Also, I'm probably just misunderstanding, but what is the purpose of using all white walls as opposed to a traditional green or blue walls?
The colour of the walls themselves doesn't matter, what matters is that the subject is being lit evenly from all sides.
e.g. with the T-pose example, the subject is lit from above, but shadowed from below. If you place the subject in a glowing white box before capturing them, then they'll be lit from every side, which makes the resulting photo-data easier to work with (it's less work for your artists to try and "un-paint" the lighting).
I don't know if this has been tried before but even it has, is there any hardware and game engine that could handle fluid unoticeable switching between said 'light and shadow maps' (sorry, I'm not shure of technical terms yet) based on the orietation of the the games 'camera' and how the player sees the game objects? I'm sure this would be a lot of work though.
A device for capturing that data -- what a surface looks like for each viewing angle, and for each lighting angle -- is called a Goniophotometer. They're used in scientific research mostly.
In theory, if you could capture every part of an actor using one of these, then you could use that data for very realistic rendering! For each point, you basically have a 2D array of colour values, where one axis in the array is the viewing angle, and the other axis is the lighting angle. You have one of these 2D arrays for each point in the photo-data set, which gives you a massive 3D array. The amount of data in this array would be immense, so it's not at all practical... But in theory, it would allow you to have completely realistic lighting for your object, with the lighting code looking as simple as fetching the right colour out of the array:
litColour = photoData[position][viewingDirection][lightDirection]
Mitsubishi Electric Research Laboratories actually has a database of material data like this that they've collected with their own Goniophotometer -- however, each material only has the equivalent of a single pixel/position captured, and most of their materials are different kinds of paints -- not human skin!

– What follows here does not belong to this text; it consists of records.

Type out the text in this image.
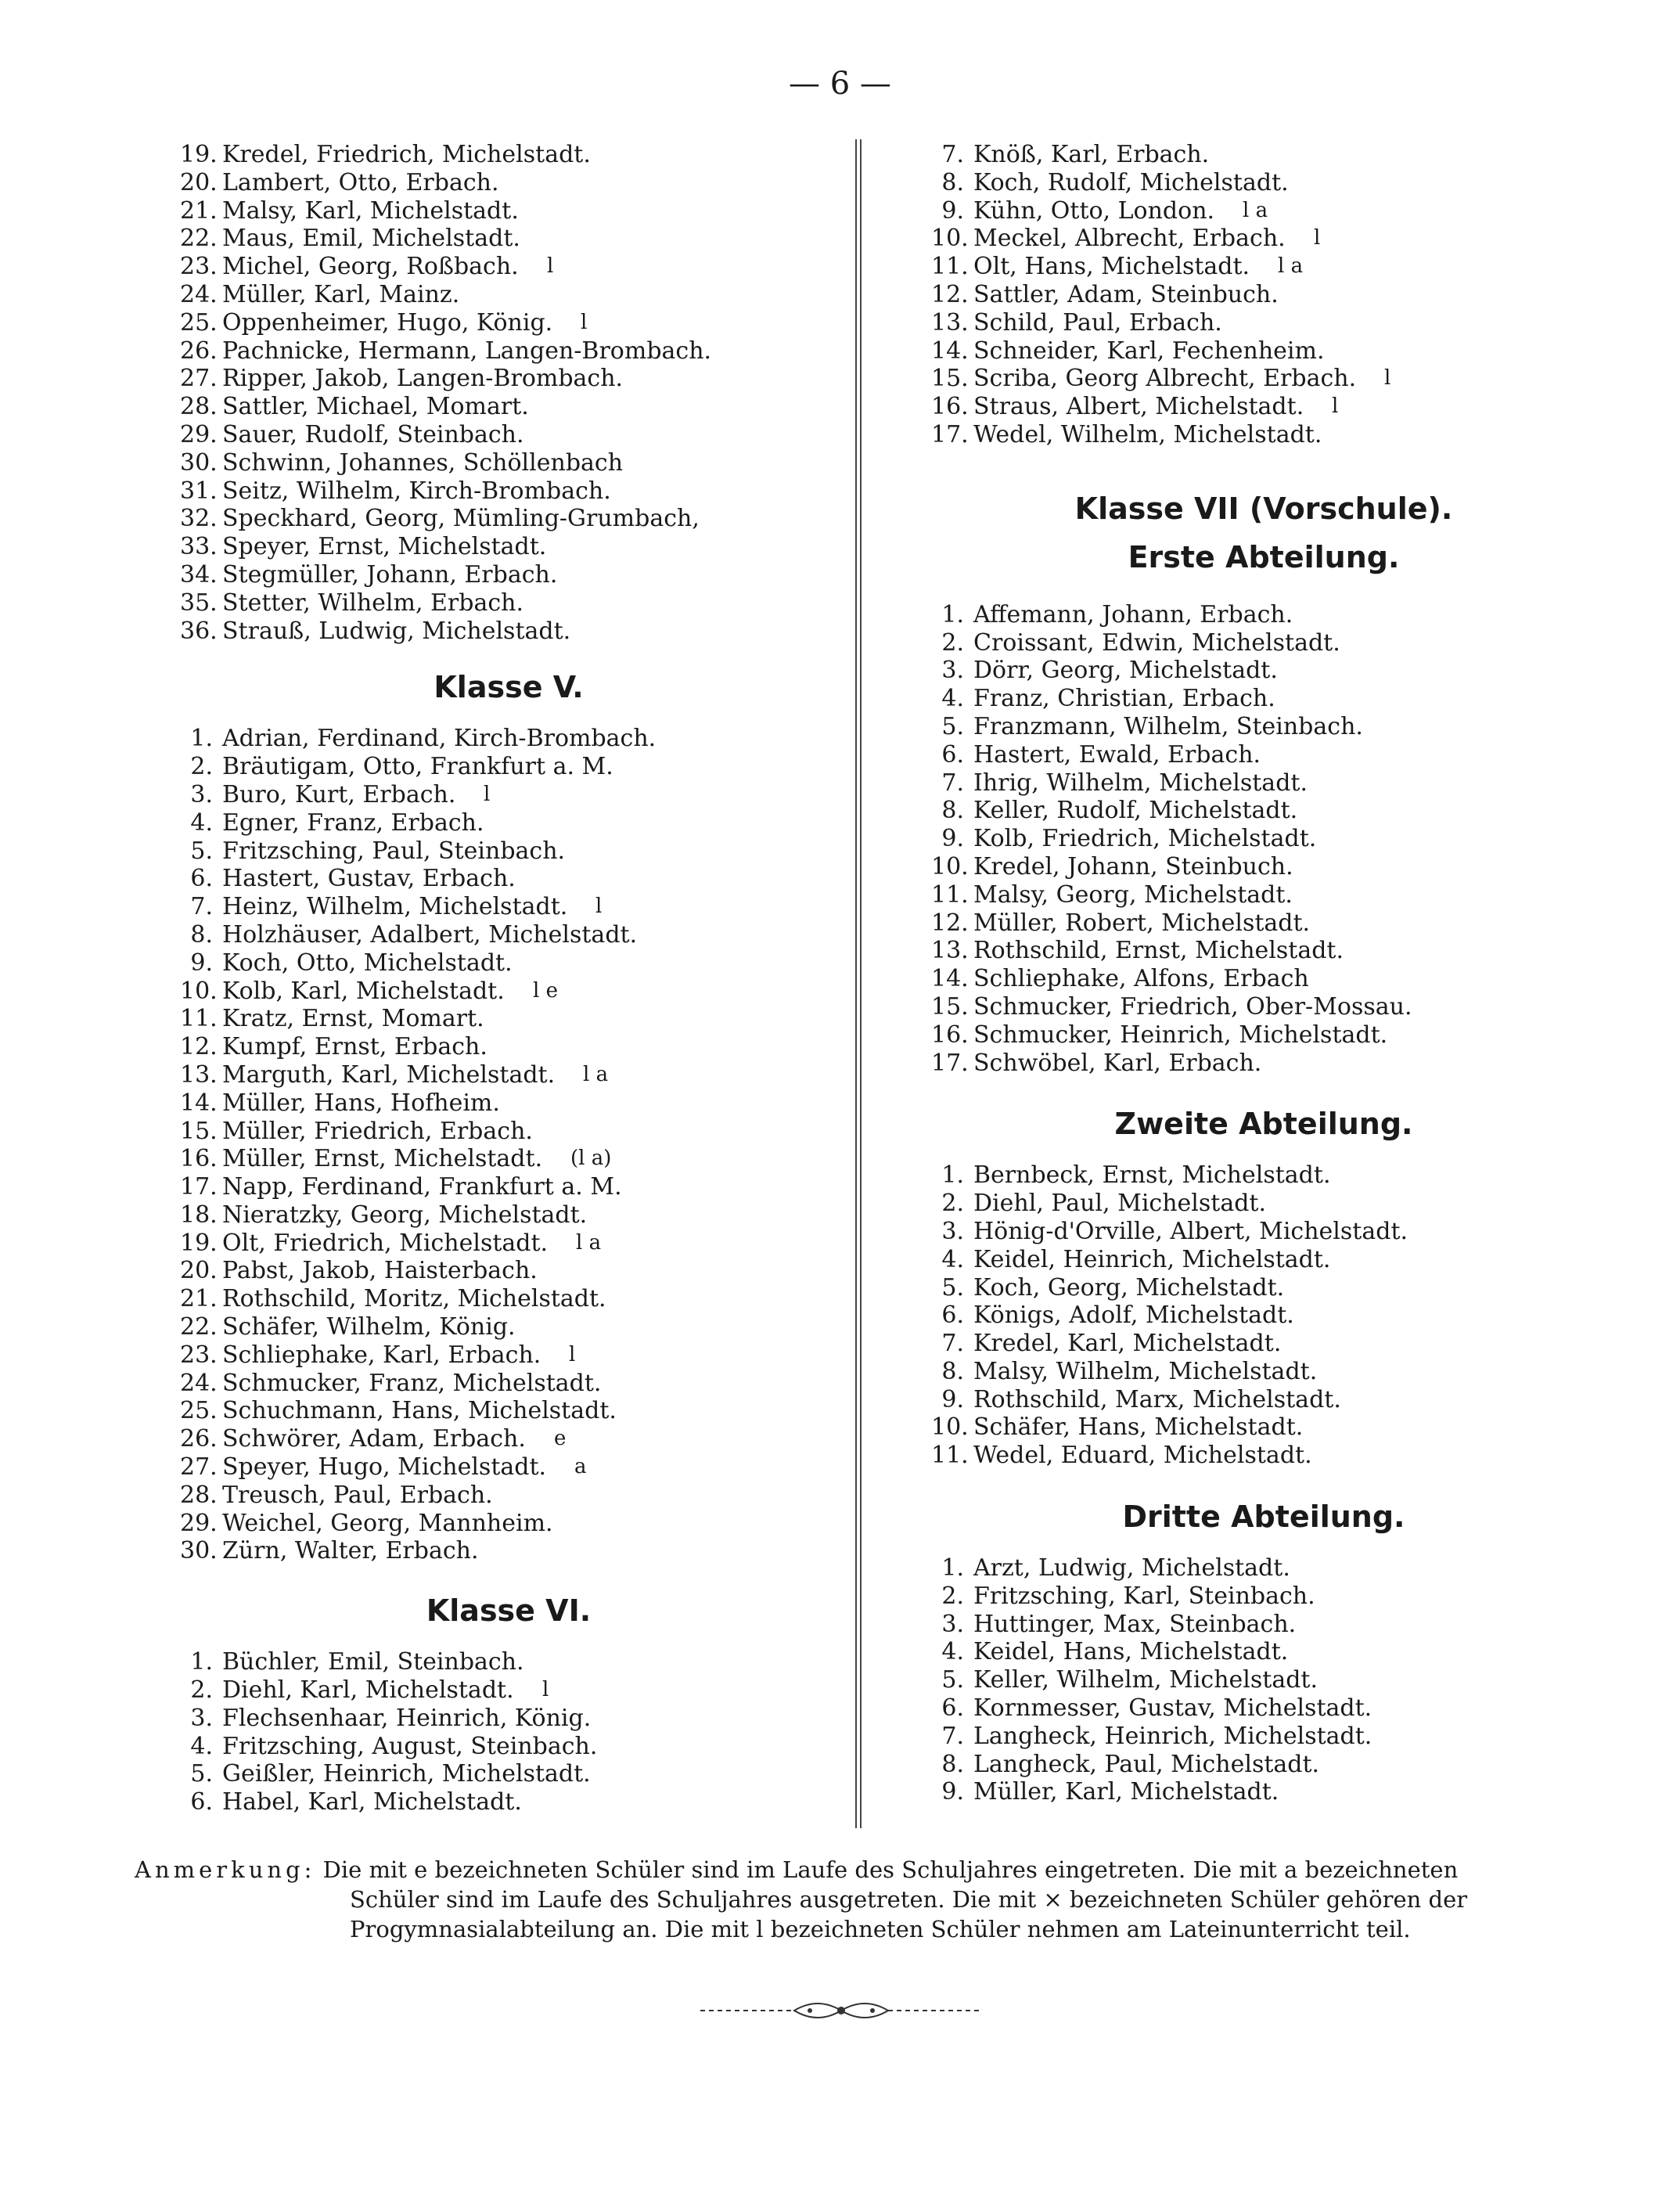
— 6 —
19. Kredel, Friedrich, Michelstadt.
20. Lambert, Otto, Erbach.
21. Malsy, Karl, Michelstadt.
22. Maus, Emil, Michelstadt.
23. Michel, Georg, Roßbach. l
24. Müller, Karl, Mainz.
25. Oppenheimer, Hugo, König. l
26. Pachnicke, Hermann, Langen-Brombach.
27. Ripper, Jakob, Langen-Brombach.
28. Sattler, Michael, Momart.
29. Sauer, Rudolf, Steinbach.
30. Schwinn, Johannes, Schöllenbach
31. Seitz, Wilhelm, Kirch-Brombach.
32. Speckhard, Georg, Mümling-Grumbach,
33. Speyer, Ernst, Michelstadt.
34. Stegmüller, Johann, Erbach.
35. Stetter, Wilhelm, Erbach.
36. Strauß, Ludwig, Michelstadt.
Klasse V.
1. Adrian, Ferdinand, Kirch-Brombach.
2. Bräutigam, Otto, Frankfurt a. M.
3. Buro, Kurt, Erbach. l
4. Egner, Franz, Erbach.
5. Fritzsching, Paul, Steinbach.
6. Hastert, Gustav, Erbach.
7. Heinz, Wilhelm, Michelstadt. l
8. Holzhäuser, Adalbert, Michelstadt.
9. Koch, Otto, Michelstadt.
10. Kolb, Karl, Michelstadt. l e
11. Kratz, Ernst, Momart.
12. Kumpf, Ernst, Erbach.
13. Marguth, Karl, Michelstadt. l a
14. Müller, Hans, Hofheim.
15. Müller, Friedrich, Erbach.
16. Müller, Ernst, Michelstadt. (l a)
17. Napp, Ferdinand, Frankfurt a. M.
18. Nieratzky, Georg, Michelstadt.
19. Olt, Friedrich, Michelstadt. l a
20. Pabst, Jakob, Haisterbach.
21. Rothschild, Moritz, Michelstadt.
22. Schäfer, Wilhelm, König.
23. Schliephake, Karl, Erbach. l
24. Schmucker, Franz, Michelstadt.
25. Schuchmann, Hans, Michelstadt.
26. Schwörer, Adam, Erbach. e
27. Speyer, Hugo, Michelstadt. a
28. Treusch, Paul, Erbach.
29. Weichel, Georg, Mannheim.
30. Zürn, Walter, Erbach.
Klasse VI.
1. Büchler, Emil, Steinbach.
2. Diehl, Karl, Michelstadt. l
3. Flechsenhaar, Heinrich, König.
4. Fritzsching, August, Steinbach.
5. Geißler, Heinrich, Michelstadt.
6. Habel, Karl, Michelstadt.
7. Knöß, Karl, Erbach.
8. Koch, Rudolf, Michelstadt.
9. Kühn, Otto, London. l a
10. Meckel, Albrecht, Erbach. l
11. Olt, Hans, Michelstadt. l a
12. Sattler, Adam, Steinbuch.
13. Schild, Paul, Erbach.
14. Schneider, Karl, Fechenheim.
15. Scriba, Georg Albrecht, Erbach. l
16. Straus, Albert, Michelstadt. l
17. Wedel, Wilhelm, Michelstadt.
Klasse VII (Vorschule).
Erste Abteilung.
1. Affemann, Johann, Erbach.
2. Croissant, Edwin, Michelstadt.
3. Dörr, Georg, Michelstadt.
4. Franz, Christian, Erbach.
5. Franzmann, Wilhelm, Steinbach.
6. Hastert, Ewald, Erbach.
7. Ihrig, Wilhelm, Michelstadt.
8. Keller, Rudolf, Michelstadt.
9. Kolb, Friedrich, Michelstadt.
10. Kredel, Johann, Steinbuch.
11. Malsy, Georg, Michelstadt.
12. Müller, Robert, Michelstadt.
13. Rothschild, Ernst, Michelstadt.
14. Schliephake, Alfons, Erbach
15. Schmucker, Friedrich, Ober-Mossau.
16. Schmucker, Heinrich, Michelstadt.
17. Schwöbel, Karl, Erbach.
Zweite Abteilung.
1. Bernbeck, Ernst, Michelstadt.
2. Diehl, Paul, Michelstadt.
3. Hönig-d'Orville, Albert, Michelstadt.
4. Keidel, Heinrich, Michelstadt.
5. Koch, Georg, Michelstadt.
6. Königs, Adolf, Michelstadt.
7. Kredel, Karl, Michelstadt.
8. Malsy, Wilhelm, Michelstadt.
9. Rothschild, Marx, Michelstadt.
10. Schäfer, Hans, Michelstadt.
11. Wedel, Eduard, Michelstadt.
Dritte Abteilung.
1. Arzt, Ludwig, Michelstadt.
2. Fritzsching, Karl, Steinbach.
3. Huttinger, Max, Steinbach.
4. Keidel, Hans, Michelstadt.
5. Keller, Wilhelm, Michelstadt.
6. Kornmesser, Gustav, Michelstadt.
7. Langheck, Heinrich, Michelstadt.
8. Langheck, Paul, Michelstadt.
9. Müller, Karl, Michelstadt.
Anmerkung: Die mit e bezeichneten Schüler sind im Laufe des Schuljahres eingetreten. Die mit a bezeichneten
Schüler sind im Laufe des Schuljahres ausgetreten. Die mit × bezeichneten Schüler gehören der
Progymnasialabteilung an. Die mit l bezeichneten Schüler nehmen am Lateinunterricht teil.
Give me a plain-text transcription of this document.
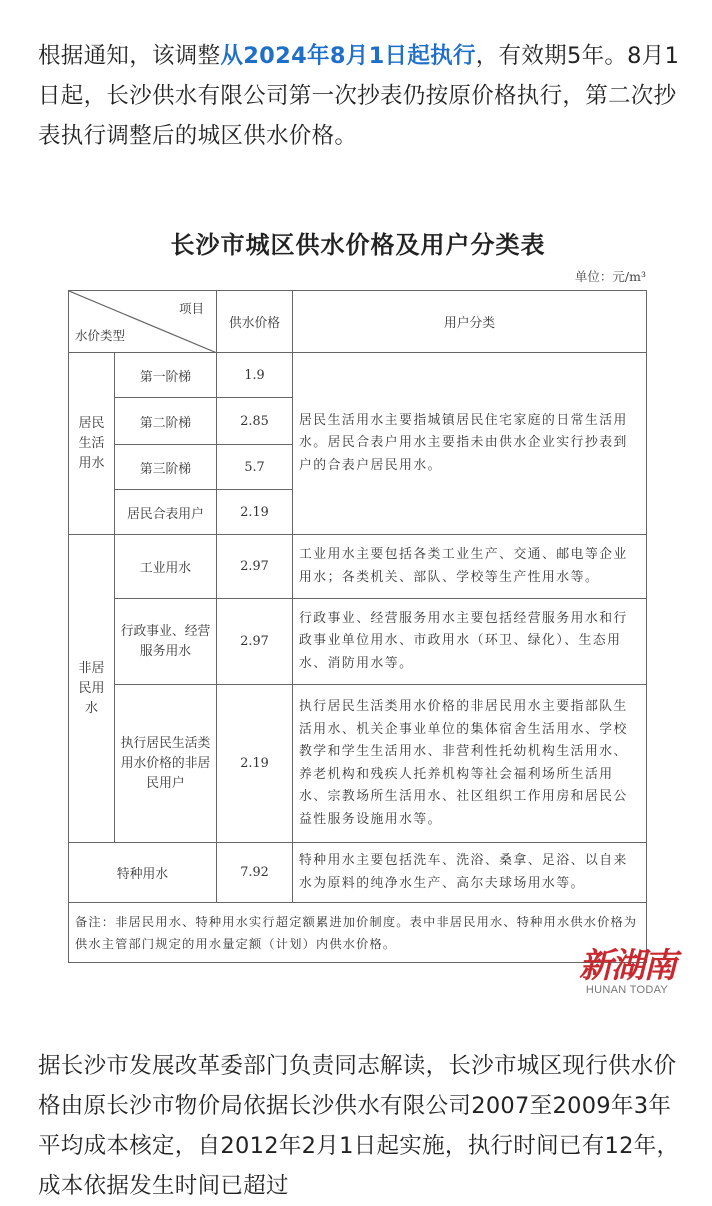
根据通知，该调整从2024年8月1日起执行，有效期5年。8月1日起，长沙供水有限公司第一次抄表仍按原价格执行，第二次抄表执行调整后的城区供水价格。

长沙市城区供水价格及用户分类表
单位：元/m³
项目
水价类型		供水价格	用户分类
居民生活用水	第一阶梯	1.9	居民生活用水主要指城镇居民住宅家庭的日常生活用水。居民合表户用水主要指未由供水企业实行抄表到户的合表户居民用水。
	第二阶梯	2.85	
	第三阶梯	5.7	
	居民合表用户	2.19	
非居民用水	工业用水	2.97	工业用水主要包括各类工业生产、交通、邮电等企业用水；各类机关、部队、学校等生产性用水等。
	行政事业、经营服务用水	2.97	行政事业、经营服务用水主要包括经营服务用水和行政事业单位用水、市政用水（环卫、绿化）、生态用水、消防用水等。
	执行居民生活类用水价格的非居民用户	2.19	执行居民生活类用水价格的非居民用水主要指部队生活用水、机关企事业单位的集体宿舍生活用水、学校教学和学生生活用水、非营利性托幼机构生活用水、养老机构和残疾人托养机构等社会福利场所生活用水、宗教场所生活用水、社区组织工作用房和居民公益性服务设施用水等。
特种用水		7.92	特种用水主要包括洗车、洗浴、桑拿、足浴、以自来水为原料的纯净水生产、高尔夫球场用水等。
备注：非居民用水、特种用水实行超定额累进加价制度。表中非居民用水、特种用水供水价格为供水主管部门规定的用水量定额（计划）内供水价格。			
新湖南
HUNAN TODAY

据长沙市发展改革委部门负责同志解读，长沙市城区现行供水价格由原长沙市物价局依据长沙供水有限公司2007至2009年3年平均成本核定，自2012年2月1日起实施，执行时间已有12年，成本依据发生时间已超过
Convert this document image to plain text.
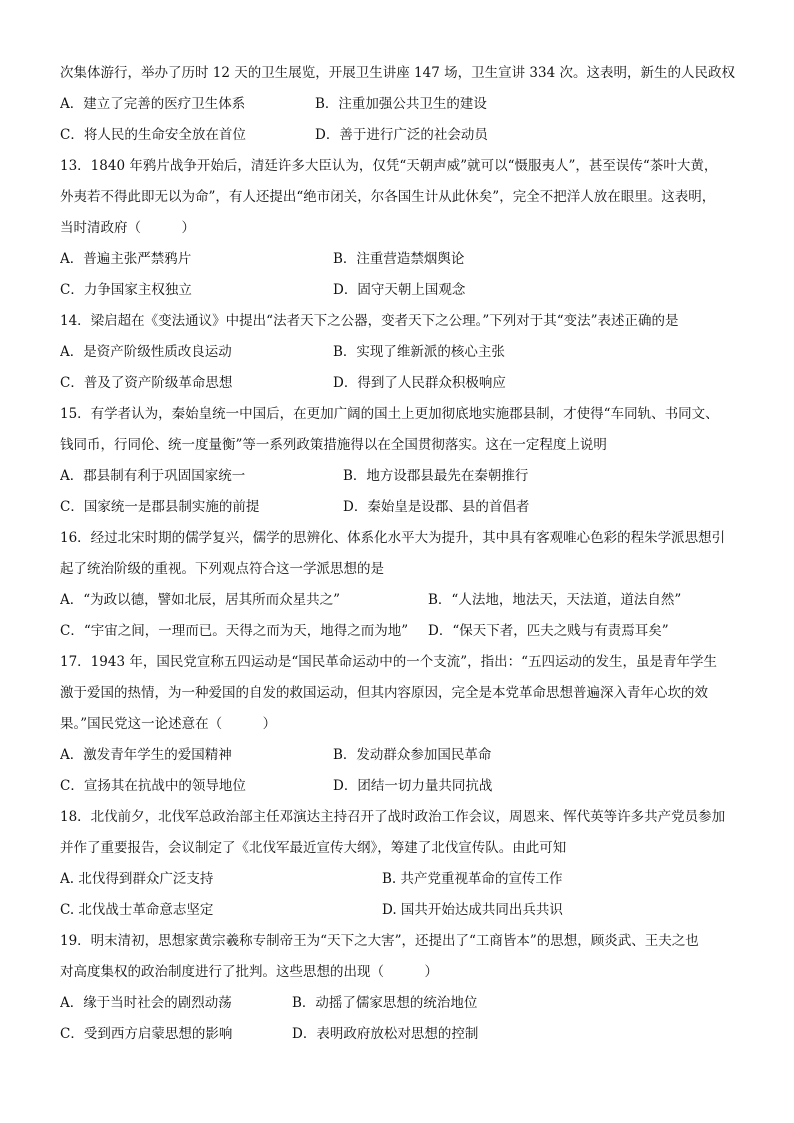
次集体游行，举办了历时 12 天的卫生展览，开展卫生讲座 147 场，卫生宣讲 334 次。这表明，新生的人民政权
A．建立了完善的医疗卫生体系	B．注重加强公共卫生的建设
C．将人民的生命安全放在首位	D．善于进行广泛的社会动员
13．1840 年鸦片战争开始后，清廷许多大臣认为，仅凭“天朝声威”就可以“慑服夷人”，甚至误传“茶叶大黄，
外夷若不得此即无以为命”，有人还提出“绝市闭关，尔各国生计从此休矣”，完全不把洋人放在眼里。这表明，
当时清政府（　　　）
A．普遍主张严禁鸦片	B．注重营造禁烟舆论
C．力争国家主权独立	D．固守天朝上国观念
14．梁启超在《变法通议》中提出“法者天下之公器，变者天下之公理。”下列对于其“变法”表述正确的是
A．是资产阶级性质改良运动	B．实现了维新派的核心主张
C．普及了资产阶级革命思想	D．得到了人民群众积极响应
15．有学者认为，秦始皇统一中国后，在更加广阔的国土上更加彻底地实施郡县制，才使得“车同轨、书同文、
钱同币，行同伦、统一度量衡”等一系列政策措施得以在全国贯彻落实。这在一定程度上说明
A．郡县制有利于巩固国家统一	B．地方设郡县最先在秦朝推行
C．国家统一是郡县制实施的前提	D．秦始皇是设郡、县的首倡者
16．经过北宋时期的儒学复兴，儒学的思辨化、体系化水平大为提升，其中具有客观唯心色彩的程朱学派思想引
起了统治阶级的重视。下列观点符合这一学派思想的是
A．“为政以德，譬如北辰，居其所而众星共之”	B．“人法地，地法天，天法道，道法自然”
C．“宇宙之间，一理而已。天得之而为天，地得之而为地”	D．“保天下者，匹夫之贱与有责焉耳矣”
17．1943 年，国民党宣称五四运动是“国民革命运动中的一个支流”，指出：“五四运动的发生，虽是青年学生
激于爱国的热情，为一种爱国的自发的救国运动，但其内容原因，完全是本党革命思想普遍深入青年心坎的效
果。”国民党这一论述意在（　　　）
A．激发青年学生的爱国精神	B．发动群众参加国民革命
C．宣扬其在抗战中的领导地位	D．团结一切力量共同抗战
18．北伐前夕，北伐军总政治部主任邓演达主持召开了战时政治工作会议，周恩来、恽代英等许多共产党员参加
并作了重要报告，会议制定了《北伐军最近宣传大纲》，筹建了北伐宣传队。由此可知
A. 北伐得到群众广泛支持	B. 共产党重视革命的宣传工作
C. 北伐战士革命意志坚定	D. 国共开始达成共同出兵共识
19．明末清初，思想家黄宗羲称专制帝王为“天下之大害”，还提出了“工商皆本”的思想，顾炎武、王夫之也
对高度集权的政治制度进行了批判。这些思想的出现（　　　）
A．缘于当时社会的剧烈动荡	B．动摇了儒家思想的统治地位
C．受到西方启蒙思想的影响	D．表明政府放松对思想的控制
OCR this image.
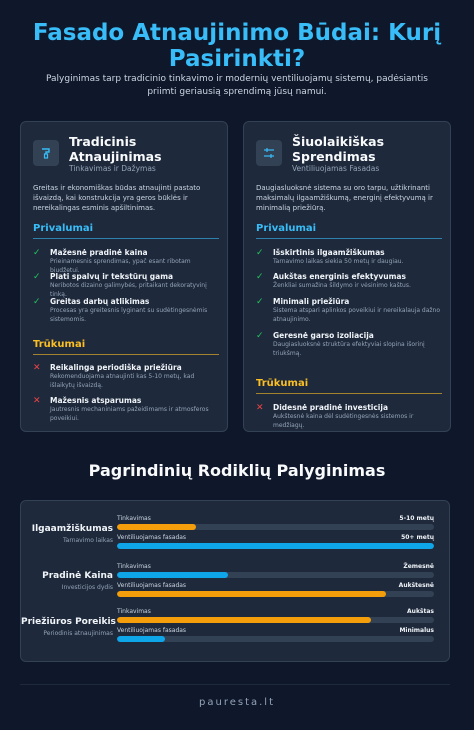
Fasado Atnaujinimo Būdai: Kurį Pasirinkti?
Palyginimas tarp tradicinio tinkavimo ir modernių ventiliuojamų sistemų, padėsiantis priimti geriausią sprendimą jūsų namui.
Tradicinis Atnaujinimas
Tinkavimas ir Dažymas
Greitas ir ekonomiškas būdas atnaujinti pastato išvaizdą, kai konstrukcija yra geros būklės ir nereikalingas esminis apšiltinimas.
Privalumai
✓	Mažesnė pradinė kaina
Prieinamesnis sprendimas, ypač esant ribotam biudžetui.
✓	Plati spalvų ir tekstūrų gama
Neribotos dizaino galimybės, pritaikant dekoratyvinį tinką.
✓	Greitas darbų atlikimas
Procesas yra greitesnis lyginant su sudėtingesnėmis sistemomis.
Trūkumai
✕	Reikalinga periodiška priežiūra
Rekomenduojama atnaujinti kas 5-10 metų, kad išlaikytų išvaizdą.
✕	Mažesnis atsparumas
Jautresnis mechaniniams pažeidimams ir atmosferos poveikiui.
Šiuolaikiškas Sprendimas
Ventiliuojamas Fasadas
Daugiasluoksnė sistema su oro tarpu, užtikrinanti maksimalų ilgaamžiškumą, energinį efektyvumą ir minimalią priežiūrą.
Privalumai
✓	Išskirtinis ilgaamžiškumas
Tarnavimo laikas siekia 50 metų ir daugiau.
✓	Aukštas energinis efektyvumas
Ženkliai sumažina šildymo ir vėsinimo kaštus.
✓	Minimali priežiūra
Sistema atspari aplinkos poveikiui ir nereikalauja dažno atnaujinimo.
✓	Geresnė garso izoliacija
Daugiasluoksnė struktūra efektyviai slopina išorinį triukšmą.
Trūkumai
✕	Didesnė pradinė investicija
Aukštesnė kaina dėl sudėtingesnės sistemos ir medžiagų.
Pagrindinių Rodiklių Palyginimas
Ilgaamžiškumas
Tarnavimo laikas
Pradinė Kaina
Investicijos dydis
Priežiūros Poreikis
Periodinis atnaujinimas
Tinkavimas	5-10 metų
Ventiliuojamas fasadas	50+ metų
Tinkavimas	Žemesnė
Ventiliuojamas fasadas	Aukštesnė
Tinkavimas	Aukštas
Ventiliuojamas fasadas	Minimalus
pauresta.lt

If you're trying to recreate realistic images of automotive paints, however, then their data is very useful
Because these kinds of data-sets are too big to feasibly use, we instead try to approximate them using mathematical formulas, which we call BRDF's, e.g. the typical, basic one for non-glossy surfaces, used in almost every game is:
litColor = color * cos(lightAngle) * lightColor
That produces typical lighting results, but with no "specular reflections" (aka highlights, or sheen).
Back to your quote -- instead of using a full Goniophotometer, you could just capture the person once standing in a white room, then capture them again in the same room with the lights on only 10%, and then use some code like this to either choose one version or the other, depending on whether the light is above or behind the surface:
factor = cos(lightAngle)
litColor = (brightRoomColor * factor) + (darkRoomColor * (1-factor))
However, as above, this formula only takes the light-angle into account, not the viewer-angle, which means there's no view-dependent highlights/sheen/specular-reflections.
I'm pretty sure in the game you linked to originally, they've just captured their actors under uniform lighting (e.g. in a white room), and then have added shadow gradients to them using the 'typical, basic BRDF' above. Any sheen/highlights are probably contained in the photographs, and don't move according to where the camera is.
why is it that as realistic as games are starting to look today (such evidenced by that in-engine render of the face you posted), that even realtime gameplay is still discernable to the naked eye between simulated and real-world (such as the game Ryse)? Graphically speaking of course. I imagine it has to to with the lighting and ray tracing, and correct me if I'm wrong here. Whatever the reason, realtime graphics have not been perfected when it comes to gameplay as of yet.
Keep in mind with that face demo, they were just showing off a scene with just that head in it, with nothing else -- this means they could dedicate 100% of the processing time to just drawing the skin. Normally in a game you've got to spend some time drawing the environment, other characters, special effects, etc...
Depending on how much stuff a game has to draw, it will have to adjust the level of quality it can achieve on each object. There's only so much processing-time and memory to go around.
As for realistic images -- even with the best film-quality computer-graphics, you're often still able to spot that an image is computer-generated instead of real... And for film, you can spend an hour rendering out each frame using supercomputers, whereas with games, we've only got about 30 milliseconds to draw each frame!
 You might also be interested in checking out LA Noire -- They use 3D mesh + colour reconstruction from photography, like the soldier above, however, instead of still photos, they used actual video, to create animated captures of people's faces. They play these back as "video" files in the game, which recreates all the real colours and deformation of the actor's faces.